Basketry specialist offers online demos
Cherokee National Treasure Mike Dart holds a bloodroot plant used to make red dye for his baskets. COURTESY
Pictured is a basket crafted by Cherokee National Treasure Mike Dart, who is encouraging others to keep culture alive during the COVID-19 pandemic. COURTESY
STILWELL – A Cherokee National Treasure who specializes in basketry is offering detailed demonstrations of his craft online “to help people keep their minds occupied” and promote culture during the pandemic.
“We are indeed living in the most scary time of my life,” Cherokee Nation citizen Mike Dart said, “and most people’s I would dare say. It is very important, especially in times like this, that we keep our culture going strong. In past generations, in times of crisis, cultural practices often began to wane in some communities because the people were focused on everyday survival. I thought about what I as a Cherokee National Treasure could do. So I decided to start doing free demonstrations on my Facebook page.”
Dart, 43, of the Fairfield community in Adair County, was named a Cherokee National Treasure in 2017 for his ability to produce Southeastern-style baskets from traditional materials. At age 16, he began weaving traditional honeysuckle, buckbrush and wood splint baskets. Dart, who is largely self-taught, works to preserve and share the basketry tradition with fellow Cherokees.
“I use mostly contemporary materials,” he said, “such as rattan reed to make vibrantly colored contemporary Cherokee double wall baskets. I began weaving baskets in 1993. There was a class at Stilwell High School called Multi-Cultural Activities and Cherokee basket weaving was among the activities we participated in. My paternal grandmother was a basket maker so I already had an interest and I kind of understood the process, and I just kind of took off on my own.”
Since then, he’s learned his craft “mostly from trial and error,” but has picked up tips from other accomplished weavers from the Cherokee Nation and Eastern Band of Cherokee Indians. In 2016, he exhibited a replica of a large traditional burden basket woven of hand-split oak and hickory at the Chickasaw Nation’s Artesian Art Market. The piece was awarded best of show and featured in the book “Oklahoma Cherokee Baskets.”
Dart typically demonstrates his basket-making skills at major art shows and also at Cherokee Nation events such as at-large community meetings.
“I really enjoy doing that,” he said. “I love meeting our Cherokee family who live away from here. It is very important that we, as culture carriers, promote our arts and cultural practices. Basketry flourishes right now. However, there are very few weavers under the age of 40 who actively weave and promote it as their art form, at least to my knowledge. In 20 or 30 years, basketry could be in serious danger of being lost.”

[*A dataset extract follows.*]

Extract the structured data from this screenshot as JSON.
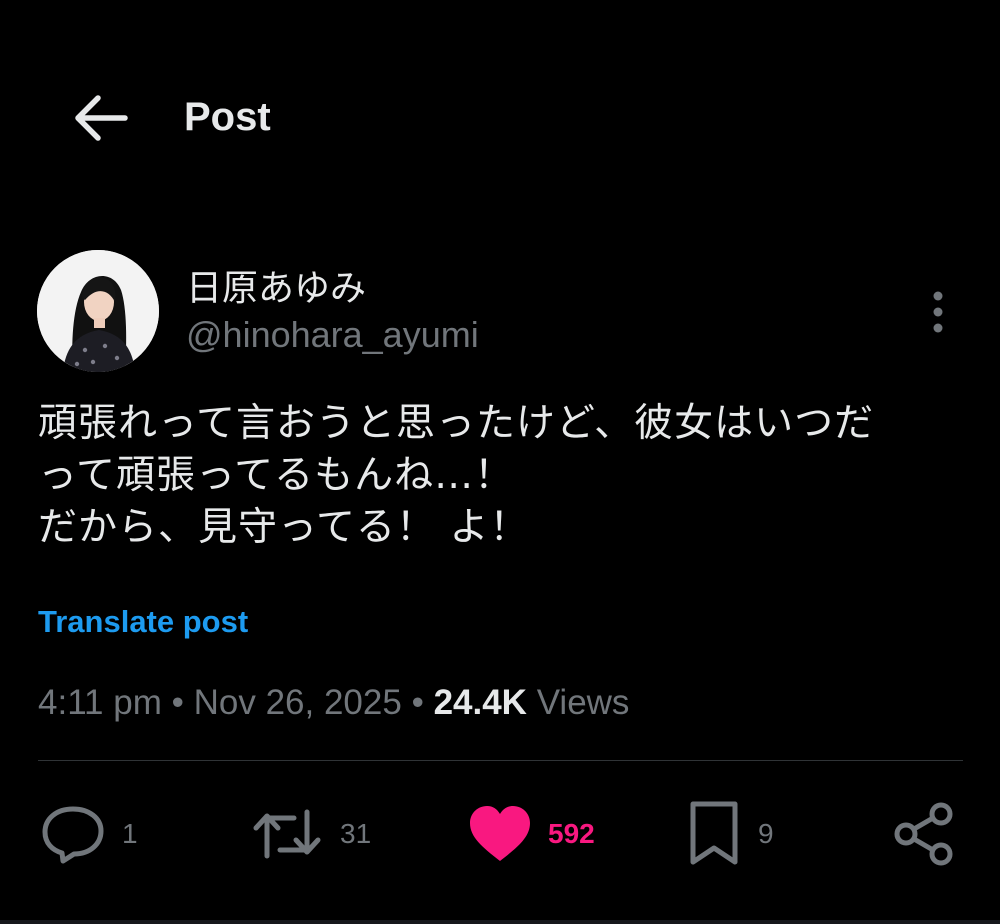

He has so far uploaded two basketry demonstrations since COVID-19 prompted shelter-in-place orders throughout the country.
“I am planning on at least four, but if society remains shut down, I will do more as I feel inspired,” he said. “I have had at least two of my viewers reach out to me to find out how to order reed so that they can follow my demonstrations and learn how to weave. Other people have praised me and other weaver’s efforts, because they didn’t realize the amount work that goes into even a commercial reed basket.”